Школа «Ленина в Октябре» была в этом отношении решающей. Я стал снимать картины совершенно по-другому. Я снимаю и сейчас каждый эпизод по точно разработанной монтажной схеме, которую уточняю в павильоне в день освоения и почти никогда потом не меняю. В «Ленине в 1918 году», в «Мечте», в «Человеке № 217» последующий монтаж уже не играл решающей роли, разве что я выбрасывал тот или иной лишний эпизод целиком.

«Ленин в Октябре» дал мне большие организационные уроки. Правда, многое в методах съемки этой картины оправдывалось только экстренностью задания, например, параллельные съемки, двухсменная работа, параллельная перезапись и т. д. Все это меры аварийного порядка, и я никогда больше их не применял. Недостатком организации было и то, что картина полностью закупорила студию: «Мосфильм» в течение 2-х мес[яцев] не снимал почти ничего, кроме «Ленина в Октябре».

Но были и положительные стороны. Например, я убедился, что темпы работы зависят не только от полезной выработки в смену: основное значение имеет непрерывность работы. Нужно сказать, что из 80 дней, за которые была снята картина, у меня вылетело минимум 25 дней на пересъемки,…на простои в ожидании Щукина, на репетиции со Щукиным и т. д. Таким образом, картина фактически была снята за 55 календарных дней. Если бы я имел все 80 дней нормальной ежедневной работы, мне пришлось бы работать не более 10–12 часов в день. Я решил попробовать наладить такую ровную, непрерывную работу и, действительно, провел этот опыт на картине «Ленин в 1918 году» ‹…›

Летом 1938 года А. Каплер закончил сценарий второй ленинской картины. Она называлась «Ленин», но это название было слишком общим, и впоследствии тов. Сталин изменил его, назвав картину «Ленин в 1918 году». Опять мне пришлось включиться в работу над сценарием. Каплер увлекся детективно-приключенческой стороной покушения. Я постарался повернуть сценарий в несколько иную сторону, ввел сцену с кулаком, переработал эпизоды с Фанни Каплан, ввел фигуру предателя Синцова как сквозной образ и т. д. Все эти переработки мы делали вместе с Каплером. Д. И. Васильев ушел от меня к С. М. Эйзенштейну, и вторым режиссером я пригласил Е. Е. Арона — очень талантливого и острого режиссера. Вместе с ним работал и покойный И. Е. Симков.

Перед началом картины мне удалось довольно много поработать со Щукиным. Мы не только точно отработали весь текст, но и продумали и прорепетировали заранее эпизоды. Щукин на этот раз старался идти больше по внутренней линии. Он отказался от подражательных жестов, смягчил походку, резкие повороты. Его мечтой было сыграть какой-нибудь эпизод совсем неподвижно, скажем, сидя, и чтобы тем не менее на экране был Ленин.

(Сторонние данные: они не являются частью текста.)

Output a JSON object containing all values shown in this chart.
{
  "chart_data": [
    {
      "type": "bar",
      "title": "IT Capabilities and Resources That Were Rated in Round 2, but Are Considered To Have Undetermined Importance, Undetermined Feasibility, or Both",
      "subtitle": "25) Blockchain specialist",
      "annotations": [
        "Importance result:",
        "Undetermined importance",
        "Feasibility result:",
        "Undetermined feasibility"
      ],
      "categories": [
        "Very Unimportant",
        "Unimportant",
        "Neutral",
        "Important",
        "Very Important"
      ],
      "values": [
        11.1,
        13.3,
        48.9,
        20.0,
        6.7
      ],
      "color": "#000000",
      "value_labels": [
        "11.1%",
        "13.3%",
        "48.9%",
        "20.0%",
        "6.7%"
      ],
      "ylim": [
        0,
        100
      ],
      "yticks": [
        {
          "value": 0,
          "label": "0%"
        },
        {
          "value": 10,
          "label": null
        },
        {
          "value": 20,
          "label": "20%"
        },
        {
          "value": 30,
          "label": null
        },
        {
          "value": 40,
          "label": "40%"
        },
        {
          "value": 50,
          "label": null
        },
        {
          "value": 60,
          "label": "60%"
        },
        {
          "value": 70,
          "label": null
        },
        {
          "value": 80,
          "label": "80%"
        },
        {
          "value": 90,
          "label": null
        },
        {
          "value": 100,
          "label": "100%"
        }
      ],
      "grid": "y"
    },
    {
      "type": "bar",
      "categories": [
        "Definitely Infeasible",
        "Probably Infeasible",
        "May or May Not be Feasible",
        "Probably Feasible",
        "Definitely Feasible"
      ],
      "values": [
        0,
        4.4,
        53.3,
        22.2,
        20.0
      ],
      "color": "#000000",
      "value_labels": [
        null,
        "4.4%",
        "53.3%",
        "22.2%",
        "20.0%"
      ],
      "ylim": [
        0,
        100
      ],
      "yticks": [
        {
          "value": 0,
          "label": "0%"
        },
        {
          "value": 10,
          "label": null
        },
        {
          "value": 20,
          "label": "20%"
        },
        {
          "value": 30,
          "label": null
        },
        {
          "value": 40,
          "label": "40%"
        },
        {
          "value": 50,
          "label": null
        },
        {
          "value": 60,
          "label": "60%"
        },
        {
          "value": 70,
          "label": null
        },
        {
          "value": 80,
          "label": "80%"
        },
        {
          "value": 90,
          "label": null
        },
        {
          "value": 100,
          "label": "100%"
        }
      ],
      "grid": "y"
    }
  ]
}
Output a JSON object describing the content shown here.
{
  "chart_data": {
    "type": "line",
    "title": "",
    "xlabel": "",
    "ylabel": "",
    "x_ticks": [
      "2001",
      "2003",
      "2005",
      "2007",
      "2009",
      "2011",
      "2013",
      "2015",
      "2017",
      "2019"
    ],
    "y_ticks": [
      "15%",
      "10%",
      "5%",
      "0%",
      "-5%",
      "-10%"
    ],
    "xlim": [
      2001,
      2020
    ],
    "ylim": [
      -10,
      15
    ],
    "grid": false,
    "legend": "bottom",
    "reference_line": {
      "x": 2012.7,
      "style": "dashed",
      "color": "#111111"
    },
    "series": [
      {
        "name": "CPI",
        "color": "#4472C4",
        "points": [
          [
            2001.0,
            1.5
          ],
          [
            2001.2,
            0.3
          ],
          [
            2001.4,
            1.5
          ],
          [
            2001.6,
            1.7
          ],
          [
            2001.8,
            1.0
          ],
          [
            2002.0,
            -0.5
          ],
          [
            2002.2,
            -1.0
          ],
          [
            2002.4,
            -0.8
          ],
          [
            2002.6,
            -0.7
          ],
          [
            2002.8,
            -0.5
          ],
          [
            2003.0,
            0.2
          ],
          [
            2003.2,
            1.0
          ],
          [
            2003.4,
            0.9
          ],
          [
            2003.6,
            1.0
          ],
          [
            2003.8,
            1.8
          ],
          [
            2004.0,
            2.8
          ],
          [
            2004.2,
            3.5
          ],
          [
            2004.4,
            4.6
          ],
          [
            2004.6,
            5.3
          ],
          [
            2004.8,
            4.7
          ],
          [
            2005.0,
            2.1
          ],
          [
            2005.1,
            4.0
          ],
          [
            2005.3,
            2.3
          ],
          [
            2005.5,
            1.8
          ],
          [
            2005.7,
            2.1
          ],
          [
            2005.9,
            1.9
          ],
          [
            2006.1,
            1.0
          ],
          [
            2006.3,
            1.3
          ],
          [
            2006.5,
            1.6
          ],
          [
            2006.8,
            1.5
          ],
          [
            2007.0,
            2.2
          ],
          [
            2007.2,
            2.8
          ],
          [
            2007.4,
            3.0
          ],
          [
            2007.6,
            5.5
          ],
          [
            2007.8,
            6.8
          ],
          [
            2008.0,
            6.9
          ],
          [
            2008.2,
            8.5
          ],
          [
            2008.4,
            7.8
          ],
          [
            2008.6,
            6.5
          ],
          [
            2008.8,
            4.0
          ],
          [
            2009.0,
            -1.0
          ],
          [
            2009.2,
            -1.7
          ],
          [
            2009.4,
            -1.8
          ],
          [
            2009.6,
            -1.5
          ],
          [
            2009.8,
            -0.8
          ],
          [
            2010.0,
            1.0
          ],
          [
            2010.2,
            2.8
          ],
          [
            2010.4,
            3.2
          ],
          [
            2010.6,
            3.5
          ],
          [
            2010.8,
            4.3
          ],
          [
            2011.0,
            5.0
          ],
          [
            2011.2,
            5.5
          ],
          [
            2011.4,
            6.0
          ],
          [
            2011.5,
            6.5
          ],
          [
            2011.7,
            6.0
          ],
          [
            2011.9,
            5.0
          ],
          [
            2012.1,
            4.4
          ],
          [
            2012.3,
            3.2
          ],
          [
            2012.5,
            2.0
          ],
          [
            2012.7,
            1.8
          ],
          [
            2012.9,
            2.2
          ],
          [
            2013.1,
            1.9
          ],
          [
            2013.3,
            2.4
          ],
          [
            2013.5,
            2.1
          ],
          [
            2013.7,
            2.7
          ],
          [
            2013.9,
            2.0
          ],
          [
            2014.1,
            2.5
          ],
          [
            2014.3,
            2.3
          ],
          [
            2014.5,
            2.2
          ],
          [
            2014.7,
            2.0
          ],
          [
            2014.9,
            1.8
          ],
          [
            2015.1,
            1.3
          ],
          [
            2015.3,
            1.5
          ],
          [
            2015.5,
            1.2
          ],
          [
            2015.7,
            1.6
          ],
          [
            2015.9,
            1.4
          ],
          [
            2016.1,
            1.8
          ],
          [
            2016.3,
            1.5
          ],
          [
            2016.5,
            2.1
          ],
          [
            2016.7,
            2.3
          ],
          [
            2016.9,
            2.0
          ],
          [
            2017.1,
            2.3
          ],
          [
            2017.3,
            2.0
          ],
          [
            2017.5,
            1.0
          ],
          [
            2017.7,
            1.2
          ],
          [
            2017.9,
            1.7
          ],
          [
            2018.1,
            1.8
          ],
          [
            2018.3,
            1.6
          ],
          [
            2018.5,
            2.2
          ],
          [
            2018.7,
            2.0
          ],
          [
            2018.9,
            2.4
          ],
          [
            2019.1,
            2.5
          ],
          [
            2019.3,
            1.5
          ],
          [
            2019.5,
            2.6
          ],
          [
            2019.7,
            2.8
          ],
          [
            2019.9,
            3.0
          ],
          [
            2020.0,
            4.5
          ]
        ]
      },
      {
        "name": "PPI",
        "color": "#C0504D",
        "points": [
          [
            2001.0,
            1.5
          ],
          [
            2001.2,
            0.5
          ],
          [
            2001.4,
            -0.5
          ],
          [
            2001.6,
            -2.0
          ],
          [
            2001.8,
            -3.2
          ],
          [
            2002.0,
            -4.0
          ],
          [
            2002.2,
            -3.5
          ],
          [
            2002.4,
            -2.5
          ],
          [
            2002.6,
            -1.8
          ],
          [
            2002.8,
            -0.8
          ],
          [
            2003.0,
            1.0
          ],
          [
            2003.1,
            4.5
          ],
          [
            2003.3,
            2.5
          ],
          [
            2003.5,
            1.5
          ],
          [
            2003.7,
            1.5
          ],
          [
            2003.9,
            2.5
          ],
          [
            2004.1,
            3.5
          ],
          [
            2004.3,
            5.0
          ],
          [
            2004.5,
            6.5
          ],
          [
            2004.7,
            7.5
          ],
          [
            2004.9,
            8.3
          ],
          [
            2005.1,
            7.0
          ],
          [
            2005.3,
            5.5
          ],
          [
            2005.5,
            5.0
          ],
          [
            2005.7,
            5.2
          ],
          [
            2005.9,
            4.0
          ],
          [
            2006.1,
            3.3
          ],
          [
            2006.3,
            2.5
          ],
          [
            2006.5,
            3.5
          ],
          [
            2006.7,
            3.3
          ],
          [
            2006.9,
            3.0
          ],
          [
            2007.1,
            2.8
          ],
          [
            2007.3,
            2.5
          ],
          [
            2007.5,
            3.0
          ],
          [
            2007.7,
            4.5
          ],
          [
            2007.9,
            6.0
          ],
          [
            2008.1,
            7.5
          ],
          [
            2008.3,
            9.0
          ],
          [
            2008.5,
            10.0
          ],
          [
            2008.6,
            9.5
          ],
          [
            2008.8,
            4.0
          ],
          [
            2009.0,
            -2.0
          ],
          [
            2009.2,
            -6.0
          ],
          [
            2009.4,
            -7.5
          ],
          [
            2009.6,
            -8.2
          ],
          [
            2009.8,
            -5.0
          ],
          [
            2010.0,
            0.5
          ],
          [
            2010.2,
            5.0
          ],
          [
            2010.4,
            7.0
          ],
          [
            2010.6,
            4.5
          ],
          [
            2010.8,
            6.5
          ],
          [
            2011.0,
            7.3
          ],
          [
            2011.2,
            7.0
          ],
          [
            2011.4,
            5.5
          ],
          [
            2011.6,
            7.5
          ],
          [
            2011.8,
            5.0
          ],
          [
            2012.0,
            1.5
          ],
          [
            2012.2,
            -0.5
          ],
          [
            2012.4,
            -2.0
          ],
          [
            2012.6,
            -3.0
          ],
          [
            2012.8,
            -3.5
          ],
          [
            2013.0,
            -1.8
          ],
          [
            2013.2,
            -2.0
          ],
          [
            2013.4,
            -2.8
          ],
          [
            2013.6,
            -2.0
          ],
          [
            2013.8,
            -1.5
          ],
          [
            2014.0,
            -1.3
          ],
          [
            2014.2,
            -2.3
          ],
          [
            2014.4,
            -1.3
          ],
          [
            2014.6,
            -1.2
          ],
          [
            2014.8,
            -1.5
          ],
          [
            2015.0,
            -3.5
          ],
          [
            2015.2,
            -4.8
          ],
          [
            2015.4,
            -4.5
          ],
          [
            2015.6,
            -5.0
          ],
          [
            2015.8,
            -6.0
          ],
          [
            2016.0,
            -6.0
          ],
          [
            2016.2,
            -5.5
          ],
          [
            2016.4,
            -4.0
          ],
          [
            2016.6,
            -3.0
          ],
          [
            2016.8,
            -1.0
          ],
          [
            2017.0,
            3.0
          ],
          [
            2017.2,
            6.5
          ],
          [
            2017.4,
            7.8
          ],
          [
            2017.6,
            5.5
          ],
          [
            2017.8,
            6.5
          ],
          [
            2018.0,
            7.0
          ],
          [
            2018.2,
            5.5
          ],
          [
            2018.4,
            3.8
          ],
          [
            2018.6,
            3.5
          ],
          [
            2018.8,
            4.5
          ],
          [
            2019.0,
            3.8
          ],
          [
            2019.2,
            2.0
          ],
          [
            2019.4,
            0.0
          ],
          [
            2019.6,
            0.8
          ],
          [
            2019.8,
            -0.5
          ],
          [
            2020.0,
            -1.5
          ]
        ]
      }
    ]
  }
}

В «Ленине в 1918 году» Щукин сделал ряд эпизодов на еще более высоком уровне, чем в «Ленине в Октябре». Он работал необыкновенно глубоко и сдержанно. С особенным блеском он сыграл сцену с кулаком, речь на заводе, болезнь, первую сцену с девочкой. К сожалению, фальшивоватый, сусальный финал картины, с довольно дубовым диалогом никак не ложился ему на язык. Переработать диалог нам не удалось, потому что надо было менять его в корне, а этого категорически не разрешал Дукельский, поскольку сценарий был утвержден.

Напомню, что к этому времени Дукельский ввел закон о шнуровании режиссерских сценариев и припечатании их сургучной печатью со зловещим титлом на последней странице: в сем сценарии 112 пронумерованных и прошнурованных страниц, на стр. 82 слово «нет» заменено на «нет, нет», что подписью и приложением печати удостоверяется». Это нововведение, конечно, не привело к тому, что режиссеры стали снимать точно по сценарию, но оно невероятно усложнило работу и увеличило количество бумаги, просьб, ходатайств, ответов, циркуляров и т. п. бюрократической ерунды. ‹…›

«Ленин в 1918 году» снимался в совершенно других условиях, чем «Ленин в Октябре». Студия «Мосфильм» была в это время в расцвете своих сил. Коллектив студии сработался. Директором студии был П. А. Полонский — лучший директор, которого я когда-либо видел. В нем было много тяжелых черт — он любил терзать подчиненных бесконечными заседаниями, выматывать у них душу, но зато он умел добиться работы.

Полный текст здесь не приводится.